DOI: https://doi.org/10.1038/s41467-020-18706-z

Interpretive Summary: Microbial decomposition rates of soil organic carbon (SOC) and litter (i.e. heterotrophic respiration) have shown short-term increases in response to warmer temperatures, which if persistent on a grand scale, could greatly enhance greenhouse gas emissions and provide a net positive feedback to climate warming. This 7-year study revealed that thermal adaptation of heterotrophic respiration dampened this response and was attributed to shifts in microbial community structure and soil moisture losses. Incorporating relative abundances of microbial genes involved in SOC decomposition into Earth Systems Models improved accuracy and reduced uncertainty.
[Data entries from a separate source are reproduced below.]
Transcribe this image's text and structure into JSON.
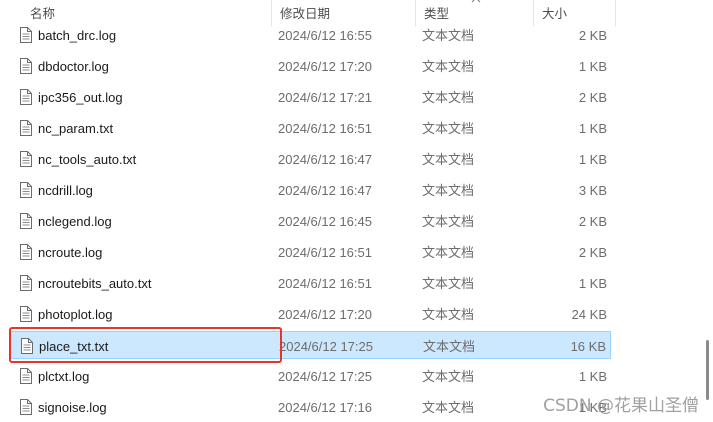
{
  "columns": {
    "name": "名称",
    "date": "修改日期",
    "type": "类型",
    "size": "大小"
  },
  "files": [
    {
      "name": "batch_drc.log",
      "date": "2024/6/12 16:55",
      "type": "文本文档",
      "size": "2 KB",
      "selected": false
    },
    {
      "name": "dbdoctor.log",
      "date": "2024/6/12 17:20",
      "type": "文本文档",
      "size": "1 KB",
      "selected": false
    },
    {
      "name": "ipc356_out.log",
      "date": "2024/6/12 17:21",
      "type": "文本文档",
      "size": "2 KB",
      "selected": false
    },
    {
      "name": "nc_param.txt",
      "date": "2024/6/12 16:51",
      "type": "文本文档",
      "size": "1 KB",
      "selected": false
    },
    {
      "name": "nc_tools_auto.txt",
      "date": "2024/6/12 16:47",
      "type": "文本文档",
      "size": "1 KB",
      "selected": false
    },
    {
      "name": "ncdrill.log",
      "date": "2024/6/12 16:47",
      "type": "文本文档",
      "size": "3 KB",
      "selected": false
    },
    {
      "name": "nclegend.log",
      "date": "2024/6/12 16:45",
      "type": "文本文档",
      "size": "2 KB",
      "selected": false
    },
    {
      "name": "ncroute.log",
      "date": "2024/6/12 16:51",
      "type": "文本文档",
      "size": "2 KB",
      "selected": false
    },
    {
      "name": "ncroutebits_auto.txt",
      "date": "2024/6/12 16:51",
      "type": "文本文档",
      "size": "1 KB",
      "selected": false
    },
    {
      "name": "photoplot.log",
      "date": "2024/6/12 17:20",
      "type": "文本文档",
      "size": "24 KB",
      "selected": false
    },
    {
      "name": "place_txt.txt",
      "date": "2024/6/12 17:25",
      "type": "文本文档",
      "size": "16 KB",
      "selected": true
    },
    {
      "name": "plctxt.log",
      "date": "2024/6/12 17:25",
      "type": "文本文档",
      "size": "1 KB",
      "selected": false
    },
    {
      "name": "signoise.log",
      "date": "2024/6/12 17:16",
      "type": "文本文档",
      "size": "1 KB",
      "selected": false
    }
  ],
  "icons": {
    "file": "text-file-icon",
    "sort": "sort-up-icon"
  },
  "colors": {
    "selection_bg": "#cce8ff",
    "selection_border": "#99d1ff",
    "highlight_box": "#e8352c"
  },
  "watermark": "CSDN @花果山圣僧"
}
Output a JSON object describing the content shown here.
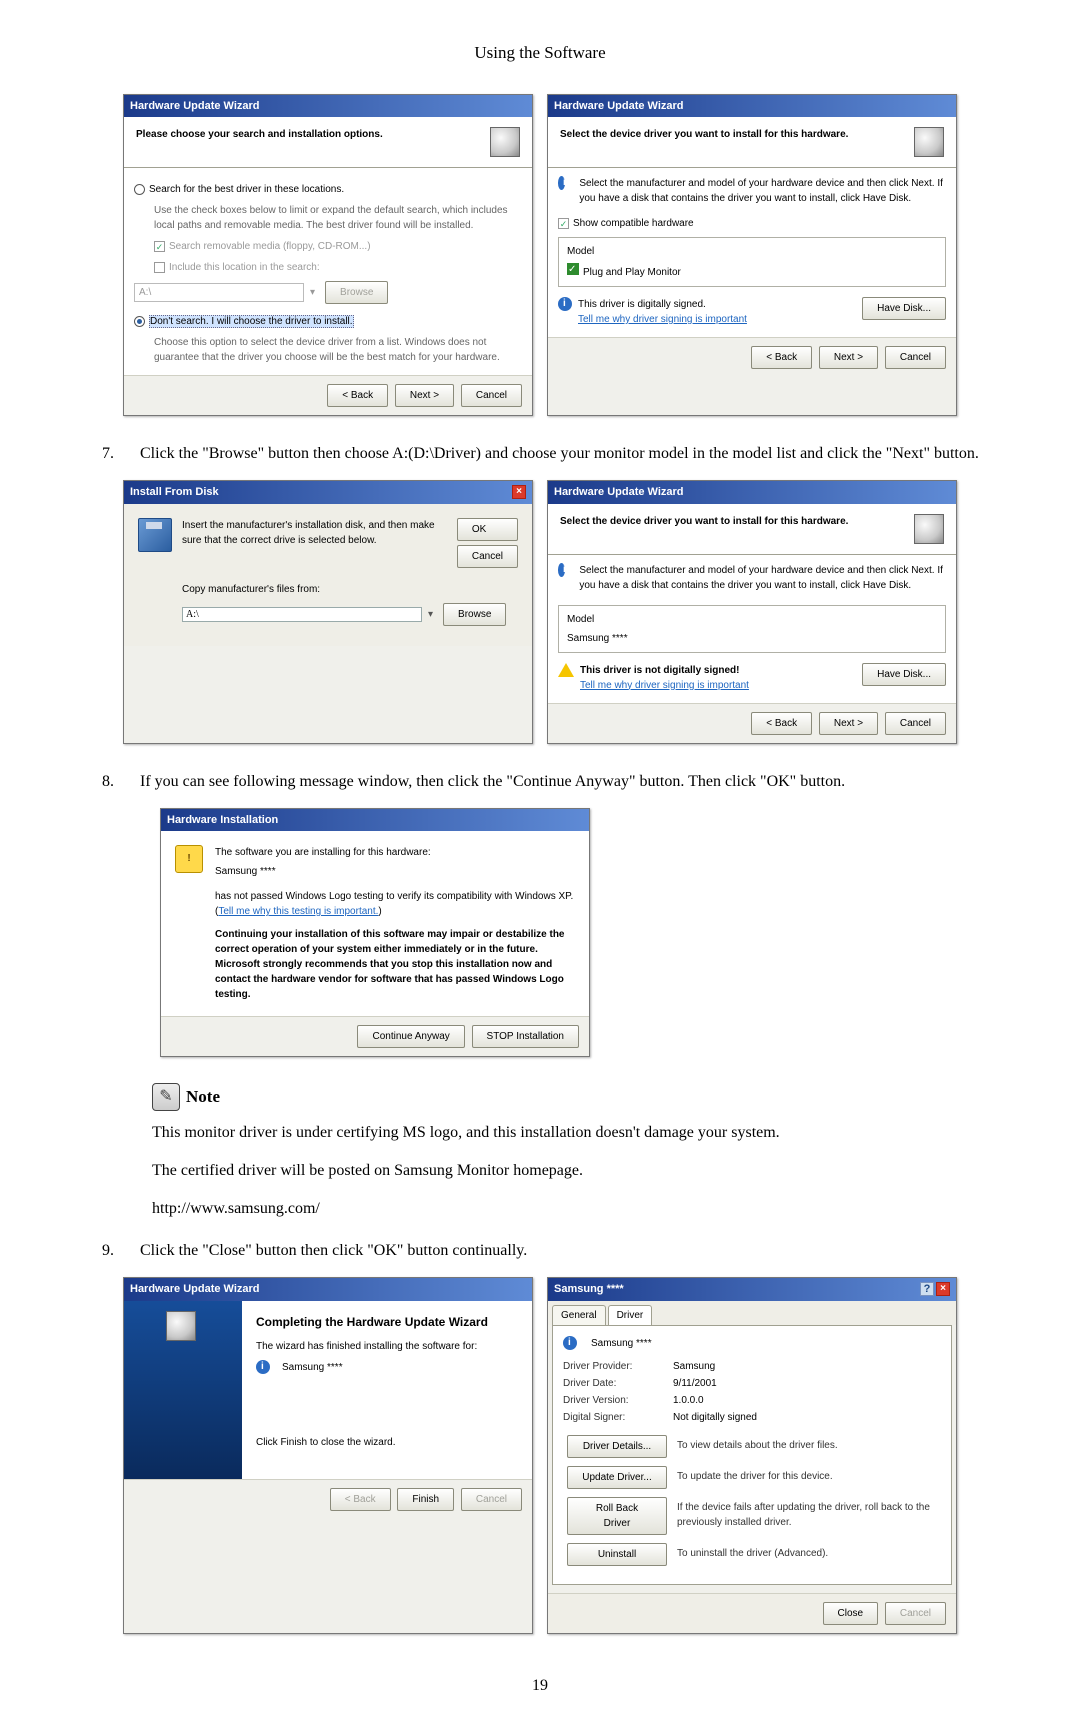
{
  "page_header": "Using the Software",
  "page_number": "19",
  "steps": {
    "s7": {
      "num": "7.",
      "text": "Click the \"Browse\" button then choose A:(D:\\Driver) and choose your monitor model in the model list and click the \"Next\" button."
    },
    "s8": {
      "num": "8.",
      "text": "If you can see following message window, then click the \"Continue Anyway\" button. Then click \"OK\" button."
    },
    "s9": {
      "num": "9.",
      "text": "Click the \"Close\" button then click \"OK\" button continually."
    }
  },
  "note": {
    "label": "Note",
    "line1": "This monitor driver is under certifying MS logo, and this installation doesn't damage your system.",
    "line2": "The certified driver will be posted on Samsung Monitor homepage.",
    "url": "http://www.samsung.com/"
  },
  "dlg": {
    "huw_title": "Hardware Update Wizard",
    "back": "< Back",
    "next": "Next >",
    "cancel": "Cancel",
    "finish": "Finish",
    "have_disk": "Have Disk...",
    "search_heading": "Please choose your search and installation options.",
    "search_opt": "Search for the best driver in these locations.",
    "search_desc": "Use the check boxes below to limit or expand the default search, which includes local paths and removable media. The best driver found will be installed.",
    "chk_media": "Search removable media (floppy, CD-ROM...)",
    "chk_include": "Include this location in the search:",
    "browse": "Browse",
    "path_placeholder": "A:\\",
    "dont_opt": "Don't search. I will choose the driver to install.",
    "dont_desc": "Choose this option to select the device driver from a list. Windows does not guarantee that the driver you choose will be the best match for your hardware.",
    "select_heading": "Select the device driver you want to install for this hardware.",
    "select_desc": "Select the manufacturer and model of your hardware device and then click Next. If you have a disk that contains the driver you want to install, click Have Disk.",
    "show_compat": "Show compatible hardware",
    "model_label": "Model",
    "model_pnp": "Plug and Play Monitor",
    "signed_msg": "This driver is digitally signed.",
    "sign_link": "Tell me why driver signing is important",
    "model_samsung": "Samsung ****",
    "not_signed_msg": "This driver is not digitally signed!",
    "install_title": "Install From Disk",
    "install_msg": "Insert the manufacturer's installation disk, and then make sure that the correct drive is selected below.",
    "ok": "OK",
    "copy_label": "Copy manufacturer's files from:",
    "hwinst_title": "Hardware Installation",
    "hwinst_intro": "The software you are installing for this hardware:",
    "hwinst_samsung": "Samsung ****",
    "hwinst_nolog": "has not passed Windows Logo testing to verify its compatibility with Windows XP. (",
    "hwinst_link": "Tell me why this testing is important.",
    "hwinst_close": ")",
    "hwinst_bold": "Continuing your installation of this software may impair or destabilize the correct operation of your system either immediately or in the future. Microsoft strongly recommends that you stop this installation now and contact the hardware vendor for software that has passed Windows Logo testing.",
    "cont_anyway": "Continue Anyway",
    "stop_install": "STOP Installation",
    "complete_h": "Completing the Hardware Update Wizard",
    "complete_msg": "The wizard has finished installing the software for:",
    "complete_sam": "Samsung ****",
    "complete_click": "Click Finish to close the wizard.",
    "prop_title": "Samsung ****",
    "tab_general": "General",
    "tab_driver": "Driver",
    "prop_name": "Samsung ****",
    "prov_k": "Driver Provider:",
    "prov_v": "Samsung",
    "date_k": "Driver Date:",
    "date_v": "9/11/2001",
    "ver_k": "Driver Version:",
    "ver_v": "1.0.0.0",
    "sig_k": "Digital Signer:",
    "sig_v": "Not digitally signed",
    "btn_details": "Driver Details...",
    "desc_details": "To view details about the driver files.",
    "btn_update": "Update Driver...",
    "desc_update": "To update the driver for this device.",
    "btn_roll": "Roll Back Driver",
    "desc_roll": "If the device fails after updating the driver, roll back to the previously installed driver.",
    "btn_uninst": "Uninstall",
    "desc_uninst": "To uninstall the driver (Advanced).",
    "close": "Close"
  }
}
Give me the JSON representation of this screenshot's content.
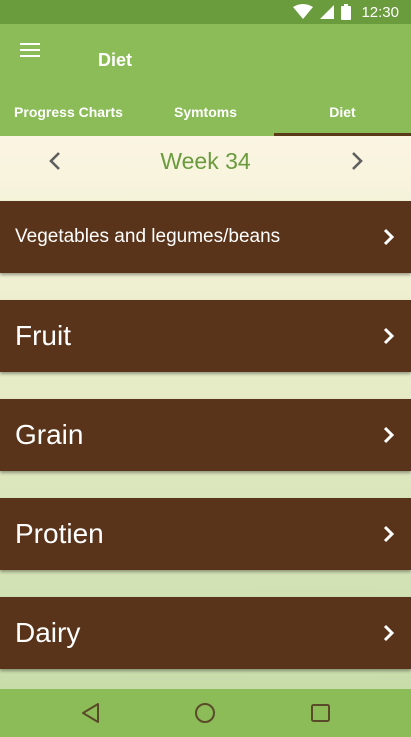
{
  "status_bar": {
    "time": "12:30",
    "icons": [
      "wifi-icon",
      "signal-icon",
      "battery-icon"
    ]
  },
  "app_bar": {
    "title": "Diet",
    "menu_icon": "hamburger-menu-icon"
  },
  "tabs": [
    {
      "label": "Progress Charts",
      "active": false
    },
    {
      "label": "Symtoms",
      "active": false
    },
    {
      "label": "Diet",
      "active": true
    }
  ],
  "week_nav": {
    "label": "Week 34",
    "prev_icon": "chevron-left-icon",
    "next_icon": "chevron-right-icon"
  },
  "categories": [
    {
      "label": "Vegetables and legumes/beans"
    },
    {
      "label": "Fruit"
    },
    {
      "label": "Grain"
    },
    {
      "label": "Protien"
    },
    {
      "label": "Dairy"
    }
  ],
  "system_nav": [
    "back-icon",
    "home-icon",
    "recents-icon"
  ],
  "colors": {
    "primary": "#8cbc58",
    "primary_dark": "#6a9b3d",
    "card": "#5a341a",
    "accent_text": "#6a9b3d"
  }
}
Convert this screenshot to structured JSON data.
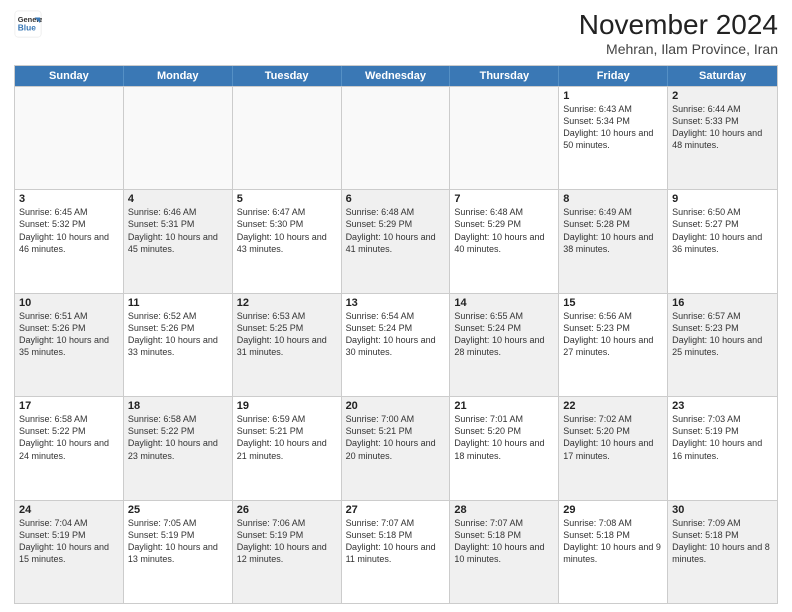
{
  "logo": {
    "line1": "General",
    "line2": "Blue"
  },
  "title": "November 2024",
  "location": "Mehran, Ilam Province, Iran",
  "weekdays": [
    "Sunday",
    "Monday",
    "Tuesday",
    "Wednesday",
    "Thursday",
    "Friday",
    "Saturday"
  ],
  "rows": [
    [
      {
        "day": "",
        "info": "",
        "empty": true
      },
      {
        "day": "",
        "info": "",
        "empty": true
      },
      {
        "day": "",
        "info": "",
        "empty": true
      },
      {
        "day": "",
        "info": "",
        "empty": true
      },
      {
        "day": "",
        "info": "",
        "empty": true
      },
      {
        "day": "1",
        "info": "Sunrise: 6:43 AM\nSunset: 5:34 PM\nDaylight: 10 hours and 50 minutes."
      },
      {
        "day": "2",
        "info": "Sunrise: 6:44 AM\nSunset: 5:33 PM\nDaylight: 10 hours and 48 minutes.",
        "shaded": true
      }
    ],
    [
      {
        "day": "3",
        "info": "Sunrise: 6:45 AM\nSunset: 5:32 PM\nDaylight: 10 hours and 46 minutes."
      },
      {
        "day": "4",
        "info": "Sunrise: 6:46 AM\nSunset: 5:31 PM\nDaylight: 10 hours and 45 minutes.",
        "shaded": true
      },
      {
        "day": "5",
        "info": "Sunrise: 6:47 AM\nSunset: 5:30 PM\nDaylight: 10 hours and 43 minutes."
      },
      {
        "day": "6",
        "info": "Sunrise: 6:48 AM\nSunset: 5:29 PM\nDaylight: 10 hours and 41 minutes.",
        "shaded": true
      },
      {
        "day": "7",
        "info": "Sunrise: 6:48 AM\nSunset: 5:29 PM\nDaylight: 10 hours and 40 minutes."
      },
      {
        "day": "8",
        "info": "Sunrise: 6:49 AM\nSunset: 5:28 PM\nDaylight: 10 hours and 38 minutes.",
        "shaded": true
      },
      {
        "day": "9",
        "info": "Sunrise: 6:50 AM\nSunset: 5:27 PM\nDaylight: 10 hours and 36 minutes."
      }
    ],
    [
      {
        "day": "10",
        "info": "Sunrise: 6:51 AM\nSunset: 5:26 PM\nDaylight: 10 hours and 35 minutes.",
        "shaded": true
      },
      {
        "day": "11",
        "info": "Sunrise: 6:52 AM\nSunset: 5:26 PM\nDaylight: 10 hours and 33 minutes."
      },
      {
        "day": "12",
        "info": "Sunrise: 6:53 AM\nSunset: 5:25 PM\nDaylight: 10 hours and 31 minutes.",
        "shaded": true
      },
      {
        "day": "13",
        "info": "Sunrise: 6:54 AM\nSunset: 5:24 PM\nDaylight: 10 hours and 30 minutes."
      },
      {
        "day": "14",
        "info": "Sunrise: 6:55 AM\nSunset: 5:24 PM\nDaylight: 10 hours and 28 minutes.",
        "shaded": true
      },
      {
        "day": "15",
        "info": "Sunrise: 6:56 AM\nSunset: 5:23 PM\nDaylight: 10 hours and 27 minutes."
      },
      {
        "day": "16",
        "info": "Sunrise: 6:57 AM\nSunset: 5:23 PM\nDaylight: 10 hours and 25 minutes.",
        "shaded": true
      }
    ],
    [
      {
        "day": "17",
        "info": "Sunrise: 6:58 AM\nSunset: 5:22 PM\nDaylight: 10 hours and 24 minutes."
      },
      {
        "day": "18",
        "info": "Sunrise: 6:58 AM\nSunset: 5:22 PM\nDaylight: 10 hours and 23 minutes.",
        "shaded": true
      },
      {
        "day": "19",
        "info": "Sunrise: 6:59 AM\nSunset: 5:21 PM\nDaylight: 10 hours and 21 minutes."
      },
      {
        "day": "20",
        "info": "Sunrise: 7:00 AM\nSunset: 5:21 PM\nDaylight: 10 hours and 20 minutes.",
        "shaded": true
      },
      {
        "day": "21",
        "info": "Sunrise: 7:01 AM\nSunset: 5:20 PM\nDaylight: 10 hours and 18 minutes."
      },
      {
        "day": "22",
        "info": "Sunrise: 7:02 AM\nSunset: 5:20 PM\nDaylight: 10 hours and 17 minutes.",
        "shaded": true
      },
      {
        "day": "23",
        "info": "Sunrise: 7:03 AM\nSunset: 5:19 PM\nDaylight: 10 hours and 16 minutes."
      }
    ],
    [
      {
        "day": "24",
        "info": "Sunrise: 7:04 AM\nSunset: 5:19 PM\nDaylight: 10 hours and 15 minutes.",
        "shaded": true
      },
      {
        "day": "25",
        "info": "Sunrise: 7:05 AM\nSunset: 5:19 PM\nDaylight: 10 hours and 13 minutes."
      },
      {
        "day": "26",
        "info": "Sunrise: 7:06 AM\nSunset: 5:19 PM\nDaylight: 10 hours and 12 minutes.",
        "shaded": true
      },
      {
        "day": "27",
        "info": "Sunrise: 7:07 AM\nSunset: 5:18 PM\nDaylight: 10 hours and 11 minutes."
      },
      {
        "day": "28",
        "info": "Sunrise: 7:07 AM\nSunset: 5:18 PM\nDaylight: 10 hours and 10 minutes.",
        "shaded": true
      },
      {
        "day": "29",
        "info": "Sunrise: 7:08 AM\nSunset: 5:18 PM\nDaylight: 10 hours and 9 minutes."
      },
      {
        "day": "30",
        "info": "Sunrise: 7:09 AM\nSunset: 5:18 PM\nDaylight: 10 hours and 8 minutes.",
        "shaded": true
      }
    ]
  ]
}
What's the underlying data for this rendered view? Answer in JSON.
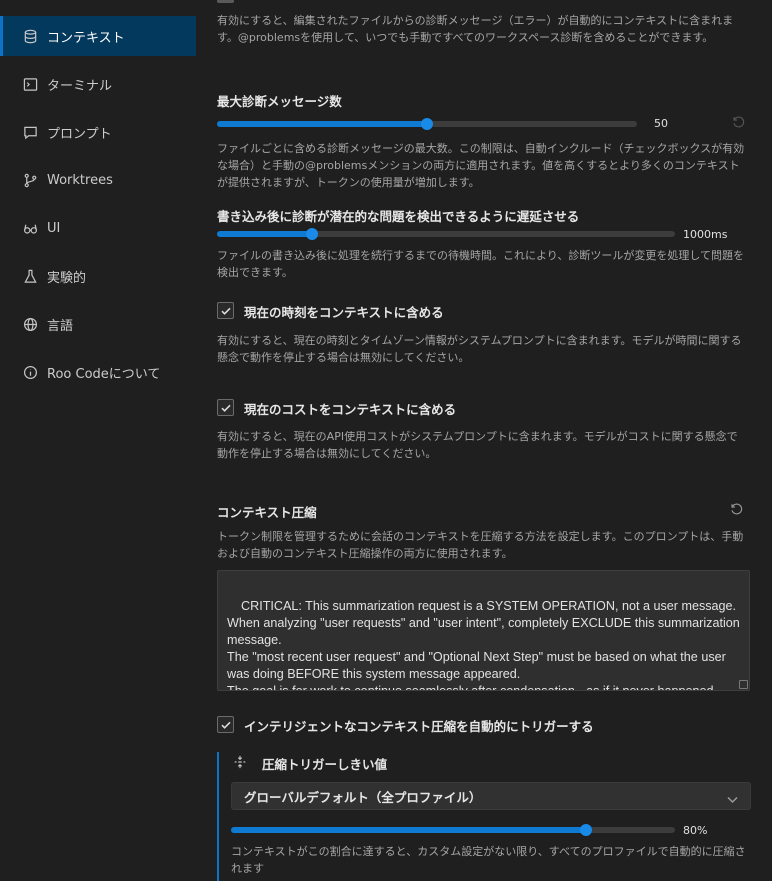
{
  "sidebar": {
    "items": [
      {
        "label": "コンテキスト",
        "icon": "database-icon",
        "active": true
      },
      {
        "label": "ターミナル",
        "icon": "terminal-icon"
      },
      {
        "label": "プロンプト",
        "icon": "comment-icon"
      },
      {
        "label": "Worktrees",
        "icon": "git-branch-icon"
      },
      {
        "label": "UI",
        "icon": "glasses-icon"
      },
      {
        "label": "実験的",
        "icon": "beaker-icon"
      },
      {
        "label": "言語",
        "icon": "globe-icon"
      },
      {
        "label": "Roo Codeについて",
        "icon": "info-icon"
      }
    ]
  },
  "settings": {
    "diagnostics_desc": "有効にすると、編集されたファイルからの診断メッセージ（エラー）が自動的にコンテキストに含まれます。@problemsを使用して、いつでも手動ですべてのワークスペース診断を含めることができます。",
    "max_diag": {
      "title": "最大診断メッセージ数",
      "value": 50,
      "value_label": "50",
      "desc": "ファイルごとに含める診断メッセージの最大数。この制限は、自動インクルード（チェックボックスが有効な場合）と手動の@problemsメンションの両方に適用されます。値を高くするとより多くのコンテキストが提供されますが、トークンの使用量が増加します。"
    },
    "delay": {
      "title": "書き込み後に診断が潜在的な問題を検出できるように遅延させる",
      "value_label": "1000ms",
      "desc": "ファイルの書き込み後に処理を続行するまでの待機時間。これにより、診断ツールが変更を処理して問題を検出できます。"
    },
    "include_time": {
      "label": "現在の時刻をコンテキストに含める",
      "checked": true,
      "desc": "有効にすると、現在の時刻とタイムゾーン情報がシステムプロンプトに含まれます。モデルが時間に関する懸念で動作を停止する場合は無効にしてください。"
    },
    "include_cost": {
      "label": "現在のコストをコンテキストに含める",
      "checked": true,
      "desc": "有効にすると、現在のAPI使用コストがシステムプロンプトに含まれます。モデルがコストに関する懸念で動作を停止する場合は無効にしてください。"
    },
    "condense": {
      "title": "コンテキスト圧縮",
      "desc": "トークン制限を管理するために会話のコンテキストを圧縮する方法を設定します。このプロンプトは、手動および自動のコンテキスト圧縮操作の両方に使用されます。",
      "prompt": "CRITICAL: This summarization request is a SYSTEM OPERATION, not a user message.\nWhen analyzing \"user requests\" and \"user intent\", completely EXCLUDE this summarization message.\nThe \"most recent user request\" and \"Optional Next Step\" must be based on what the user was doing BEFORE this system message appeared.\nThe goal is for work to continue seamlessly after condensation - as if it never happened."
    },
    "auto_condense": {
      "label": "インテリジェントなコンテキスト圧縮を自動的にトリガーする",
      "checked": true
    },
    "threshold": {
      "title": "圧縮トリガーしきい値",
      "select_value": "グローバルデフォルト（全プロファイル）",
      "value": 80,
      "value_label": "80%",
      "desc": "コンテキストがこの割合に達すると、カスタム設定がない限り、すべてのプロファイルで自動的に圧縮されます"
    }
  },
  "colors": {
    "accent": "#0e72c9",
    "background": "#1f1f1f"
  }
}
This enhanced model should be assessed across wider biomes to evaluate its suitability to improve prediction accuracy of ecosystem feedbacks to climate warming.

Technical Abstract: Soil microbial respiration is an important source of uncertainty in projecting future climate and carbon (C) cycle feedbacks. However, its feedbacks to climate warming and underlying microbial mechanisms are still poorly understood. Here we show that the temperature sensitivity of soil microbial respiration (e.g., Q10) in a temperate grassland ecosystem persistently decreases by 12.0±3.7% across 7 years of warming. Also, the shifts of microbial communities play critical roles in regulating thermal adaptation of soil respiration. Incorporating microbial functional gene abundance data into a microbially-enabled ecosystem model significantly improves the modeling performance of soil microbial respiration by 5–19%, and reduces model parametric uncertainty by 55–71%. In addition, modeling analyses show that the microbial thermal adaptation can lead to considerably less heterotrophic respiration (11.6±7.5%), and hence less soil C loss. If such microbially mediated dampening effects occur generally across different spatial and temporal scales, the potential positive feedback of soil microbial respiration in response to climate warming may be less than previously predicted.